Setelah lima putaran perundingan, di mana belum ada kejelasan menuju kesepakatan, instruksi dari Trump untuk membiarkan Israel melakukan serangan terhadap Iran menjadi langkah yang kontroversial. Iran konsisten menolak untuk menghentikan program pengayaan uranium yang mereka klaim untuk tujuan sipil, bukan militer. Pezeshkian menegaskan bahwa pendekatan AS dengan tekanan dan agresi terbukti tidak efektif.
Dalam pernyataan resminya, Pezeshkian menyoroti, “Hari ini, mereka mendukung serangan Israel terhadap Iran dan mengira bisa memaksakan tuntutan kepada kami melalui tekanan.” Pernyataan ini dikeluarkan dalam percakapan telefon dengan Emir Qatar, Sheikh Tamim bin Hamad Al Thani, menunjukkan solidaritas Qatar terhadap Iran pasca serangan Israel. Sheikh Tamim sendiri mengutuk keras tindakan tersebut, menilai sebagai pelanggaran terhadap kedaulatan dan hukum internasional.
Meskipun Trump telah mengklaim bahwa AS tidak terlibat langsung dalam serangan Israel, pegemaran AS dalam mendukung tindakan militer tersebut semakin memperparah ketegangan di kawasan. Dalam hal ini, tindakan Israel dapat dilihat sebagai dorongan yang diharapkan dapat memaksa Iran untuk berubah posisi dalam negosiasi yang macet tersebut.
Perundingan nuklir ini, yang pada awalnya menjanjikan harapan untuk mendinginkan ketegangan, kini berubah menjadi masalah yang berkepanjangan.
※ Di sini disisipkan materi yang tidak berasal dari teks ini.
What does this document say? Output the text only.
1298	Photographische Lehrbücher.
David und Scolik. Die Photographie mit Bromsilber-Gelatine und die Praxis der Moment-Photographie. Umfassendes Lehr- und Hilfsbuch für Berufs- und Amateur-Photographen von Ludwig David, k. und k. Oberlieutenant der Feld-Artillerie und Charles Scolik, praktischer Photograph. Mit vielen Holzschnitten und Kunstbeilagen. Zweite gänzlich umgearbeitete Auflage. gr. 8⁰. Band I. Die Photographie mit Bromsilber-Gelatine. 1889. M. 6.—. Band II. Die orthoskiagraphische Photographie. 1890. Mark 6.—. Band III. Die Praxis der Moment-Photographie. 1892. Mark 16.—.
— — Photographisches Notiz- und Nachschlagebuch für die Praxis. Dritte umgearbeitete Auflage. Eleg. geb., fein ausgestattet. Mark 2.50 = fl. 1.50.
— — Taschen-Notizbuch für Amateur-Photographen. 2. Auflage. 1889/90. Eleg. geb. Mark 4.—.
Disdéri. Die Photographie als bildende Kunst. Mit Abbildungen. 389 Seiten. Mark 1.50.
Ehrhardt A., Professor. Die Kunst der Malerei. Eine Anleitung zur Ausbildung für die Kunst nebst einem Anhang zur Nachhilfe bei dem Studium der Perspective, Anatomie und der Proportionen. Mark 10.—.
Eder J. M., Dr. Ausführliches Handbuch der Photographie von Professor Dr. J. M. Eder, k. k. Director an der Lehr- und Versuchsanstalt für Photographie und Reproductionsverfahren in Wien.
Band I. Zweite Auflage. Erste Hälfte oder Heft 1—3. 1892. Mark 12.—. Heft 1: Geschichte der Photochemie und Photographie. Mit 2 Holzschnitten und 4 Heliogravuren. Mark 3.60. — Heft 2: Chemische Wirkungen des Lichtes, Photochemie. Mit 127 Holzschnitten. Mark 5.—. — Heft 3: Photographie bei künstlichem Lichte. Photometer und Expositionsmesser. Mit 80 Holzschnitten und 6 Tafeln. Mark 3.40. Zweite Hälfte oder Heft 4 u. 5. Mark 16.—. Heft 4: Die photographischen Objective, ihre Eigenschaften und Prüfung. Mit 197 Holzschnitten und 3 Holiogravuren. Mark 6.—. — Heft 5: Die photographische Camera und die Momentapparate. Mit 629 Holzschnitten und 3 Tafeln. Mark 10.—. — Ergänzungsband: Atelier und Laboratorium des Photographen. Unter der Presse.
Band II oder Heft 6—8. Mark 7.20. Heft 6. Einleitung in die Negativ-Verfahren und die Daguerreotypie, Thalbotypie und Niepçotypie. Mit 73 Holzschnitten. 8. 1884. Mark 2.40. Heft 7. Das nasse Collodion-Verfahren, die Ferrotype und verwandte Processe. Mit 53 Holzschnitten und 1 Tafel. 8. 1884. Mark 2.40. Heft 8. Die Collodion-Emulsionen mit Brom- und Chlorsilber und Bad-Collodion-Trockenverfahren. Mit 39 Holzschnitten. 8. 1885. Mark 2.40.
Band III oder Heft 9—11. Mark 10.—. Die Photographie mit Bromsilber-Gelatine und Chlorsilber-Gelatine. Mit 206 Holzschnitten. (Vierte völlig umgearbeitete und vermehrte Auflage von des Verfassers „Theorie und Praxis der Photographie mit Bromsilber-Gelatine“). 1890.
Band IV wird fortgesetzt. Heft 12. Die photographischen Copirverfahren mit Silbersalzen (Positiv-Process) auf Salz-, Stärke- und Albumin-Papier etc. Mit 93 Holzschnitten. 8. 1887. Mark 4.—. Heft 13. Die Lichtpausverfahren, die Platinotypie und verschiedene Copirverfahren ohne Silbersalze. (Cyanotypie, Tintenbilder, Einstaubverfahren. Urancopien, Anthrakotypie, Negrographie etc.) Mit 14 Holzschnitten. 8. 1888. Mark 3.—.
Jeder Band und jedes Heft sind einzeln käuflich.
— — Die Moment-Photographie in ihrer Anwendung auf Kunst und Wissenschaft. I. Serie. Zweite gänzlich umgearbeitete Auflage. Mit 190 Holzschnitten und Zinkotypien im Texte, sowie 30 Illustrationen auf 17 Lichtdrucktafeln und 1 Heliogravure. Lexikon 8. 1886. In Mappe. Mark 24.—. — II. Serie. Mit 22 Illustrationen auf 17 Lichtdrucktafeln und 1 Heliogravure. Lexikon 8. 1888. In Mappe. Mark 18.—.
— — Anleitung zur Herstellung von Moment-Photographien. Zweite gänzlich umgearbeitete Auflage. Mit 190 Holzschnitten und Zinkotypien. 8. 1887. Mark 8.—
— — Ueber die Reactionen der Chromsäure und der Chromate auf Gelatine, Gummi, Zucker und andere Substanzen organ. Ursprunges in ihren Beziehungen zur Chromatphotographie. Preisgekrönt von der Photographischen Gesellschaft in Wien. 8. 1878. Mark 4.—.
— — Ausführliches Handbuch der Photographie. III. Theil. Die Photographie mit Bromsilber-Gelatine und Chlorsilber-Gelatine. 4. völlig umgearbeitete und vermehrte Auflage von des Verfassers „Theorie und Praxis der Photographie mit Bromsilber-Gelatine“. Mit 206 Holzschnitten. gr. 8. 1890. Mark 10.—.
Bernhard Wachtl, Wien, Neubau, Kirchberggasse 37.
Pengamat internasional mencatat bahwa meskipun penegakan sanksi dan dukungan militer terhadap Israel tampak menjadi strategi yang diharapkan dapat mempercepat kesepakatan, kenyataannya justru berujung pada lebih banyak konflik.
Ketidakpastian politik di kawasan juga dipengaruhi oleh faktor eksternal dan internal, yang membuat situasi menjadi semakin rumit. Pezeshkian menunjukkan kekecewaannya terhadap pengaruh AS, yang justru membuat proses diplomasi menjadi lebih menantang. “Tekanan dari luar, terutama dari AS dan sekutunya, tidak akan mempengaruhi kedaulatan dan keputusan kami,” ungkapnya.
Sementara itu, pejabat AS terus mencari cara untuk merumuskan kembali pendekatan mereka terhadap Iran, dengan memperhitungkan reaksi dari negara-negara Timur Tengah lainnya yang mungkin merasa terancam oleh kebijakan agresif ini. Ini menjadi perhatian khusus bagi negara-negara yang ingin menjaga stabilitas dan keamanan regional.
Dalam kondisi saat ini, harapan untuk melakukan perundingan yang konstruktif tampaknya semakin menipis. Konsekuensi dari kegagalan negosiasi ini tidak hanya akan mempengaruhi hubungan antara AS dan Iran, tetapi juga dampaknya akan terasa di seluruh kawasan, termasuk pada hubungan diplomatik antara negara-negara Arab dan Iran.
Secara keseluruhan, situasi ini menjadi sebuah tanda tanya, bagaimana langkah diplomasi yang efektif bisa dilakukan di tengah tekanan dan konflik yang berkepanjangan. Dengan latar belakang ketegangan yang terus meningkat, strategi yang gagal mungkin menuntut pendekatan baru yang lebih inklusif dan mempertimbangkan keinginan semua pihak yang terlibat.